Samuel Beckett, Lettres 1966-1989, vol. IV

PAR GAËLLE OBIÉGLY
édition avril 2018

À l’automne 1969 deux mauvaises nouvelles parviennent à Samuel Beckett. La maladie grave de Sidney Meyers avec lequel il a fait le montage de Film en est une. L’autre, c’est le prix Nobel de littérature qui lui a été décerné. D’ailleurs, Beckett se plaint de ce fléau à Sidney Meyers ; mais laconiquement parce que « c’est trop compliqué à mettre par écrit ». On peut, cependant, s’attarder sur cet épisode de sa vie car il y a diverses lettres où il s’ouvre de la difficulté de recevoir le prix Nobel que lui-même ne nomme pas. Ce qu’il dit à Sidney Meyers c’est qu’il n’est pas de taille. La phrase s’entend de deux manières. Tout d’abord, la lecture de la correspondance entière de Beckett a mis en évidence le peu de cas qu’il fait de son œuvre. Ensuite, il faut s’imaginer Beckett assailli par la presse jusque sur la plage de Nabeul en Tunisie où il séjourne cet automne-là. Cette plage dont il aime l’eau suave, cette plage « magnifique et si étendue que la solitude n’est pas loin ». La foudre lui est tombé dessus, selon son expression. Dès lors, la « pire des joyeusetés semble terminée ». L’espoir que le prix Goncourt ou de « quelque autre prodigieuse festivité » éclipsera sa propre gloire lui fait miroiter un retour tranquille chez lui. Quand Beckett se plaint des effets de sa célébrité à un ami agonisant, on est d’abord stupéfait par ce qui peut paraître un manque de tact sinon de discernement. Mais la lecture approfondie de ses lettres nous renseigne sur son attitude vis-à-vis de la mort. Il ne la trouve pas aussi terrible que la vie et même, la mort a du bon. Ceux qui meurent sont moins à plaindre que ceux qui doivent continuer (à vivre).

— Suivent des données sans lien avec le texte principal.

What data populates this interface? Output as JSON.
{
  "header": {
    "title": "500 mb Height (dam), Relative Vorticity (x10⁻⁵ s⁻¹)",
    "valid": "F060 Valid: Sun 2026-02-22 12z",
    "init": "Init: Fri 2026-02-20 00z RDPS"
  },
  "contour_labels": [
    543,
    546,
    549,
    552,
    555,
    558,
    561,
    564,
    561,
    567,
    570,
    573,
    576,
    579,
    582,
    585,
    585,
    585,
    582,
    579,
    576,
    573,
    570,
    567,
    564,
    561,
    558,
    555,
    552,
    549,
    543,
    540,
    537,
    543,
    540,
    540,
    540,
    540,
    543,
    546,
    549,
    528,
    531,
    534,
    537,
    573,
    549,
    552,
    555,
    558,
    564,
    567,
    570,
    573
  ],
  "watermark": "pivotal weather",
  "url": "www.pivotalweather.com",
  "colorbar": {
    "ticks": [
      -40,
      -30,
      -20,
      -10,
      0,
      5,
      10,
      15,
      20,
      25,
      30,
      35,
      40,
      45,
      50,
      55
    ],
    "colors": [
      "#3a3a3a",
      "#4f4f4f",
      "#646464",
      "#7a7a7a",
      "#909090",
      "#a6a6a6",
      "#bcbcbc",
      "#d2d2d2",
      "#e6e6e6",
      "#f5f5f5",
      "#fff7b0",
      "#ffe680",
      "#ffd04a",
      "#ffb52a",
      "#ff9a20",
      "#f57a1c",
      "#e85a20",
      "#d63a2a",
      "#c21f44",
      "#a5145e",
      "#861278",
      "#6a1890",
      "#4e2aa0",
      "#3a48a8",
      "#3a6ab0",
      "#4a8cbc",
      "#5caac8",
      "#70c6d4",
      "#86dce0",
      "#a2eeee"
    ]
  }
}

Ce volume couvre les vingt-trois dernières années de Beckett, au cours desquelles il aura travaillé, aura cherché  à s’éloigner du théâtre, correspondu énormément, relu encore Dante, fait quelques déplacements, et des voyages. Voilà ce qui l’occupe entre le prix Nobel et la mort. Ses lettres évoquent tout ça. Comme pour les tomes précédents, ce qui préside à leur choix et à leur publication tient à l’intérêt pour la connaissance de l’œuvre. Selon le vœu de Beckett, puisque sa vie il l’estime dérisoire. Ceci explique son ambivalence envers les projets de biographie dont il fait l’objet. S’il se montre coopérant avec James Knowlson, il est négatif vis-à-vis de l’autre biographe Deirdre Bair. Avec celle-ci, une rencontre a eu lieu à Paris. Puis, par lettre, il lui a fait part de son refus de participer d’aucune manière à cette entreprise où il ne l’aidera ni ne la gênera. Bien sûr, les amis, dit-il à Ruby Cohn en 1972, sont libres de parler à Deirdre Bair et de lui dire tout ce qu’ils veulent. Simplement, Beckett, lui, ne dira rien ; pas plus qu’il ne donnera son avis sur l’ouvrage en cours. Il ne peut, en effet, se « retrouver dans la situation censeur-approbateur à propos de ce qui se lit entre les lignes sur cette vie de reptation ». Ce n’est pas une opposition au genre biographique qui motive cette position de Beckett mais le regard qu’il porte sur sa propre vie. À Sheila Page, sa cousine, il écrit ceci en 1974 : « Il y a des vies qui méritent d’être racontées, pour elles-mêmes et pour l’éclairage qu’elles apportent sur l’œuvre. Je ne trouve pas que ce soit le cas de la mienne qui me frappe comme étant entièrement sans rapport et comme une corvée sans intérêt du début à la fin. » Il a cependant fourni généreusement à James Knowlson des documents, textes et renseignements pour la Beckett International Foundation à l’université de Reading. Knowlson a conçu des expositions sur Samuel Beckett qui se dit prêt, en 1970, à lui « faire photocopier quelques pages » d’En attendant Godot qui est le seul manuscrit encore en sa possession. Dans ses échanges avec Knowlson et d’autres, on voit que Beckett participe volontiers aux projets qui le concernent. Mais il est toujours franchement contre la biographie. On a dit pourquoi. Ainsi, à Knowlson qui le questionne sur ses années 30, il répond a minima et l’oriente vers son très vieil ami Leventhal.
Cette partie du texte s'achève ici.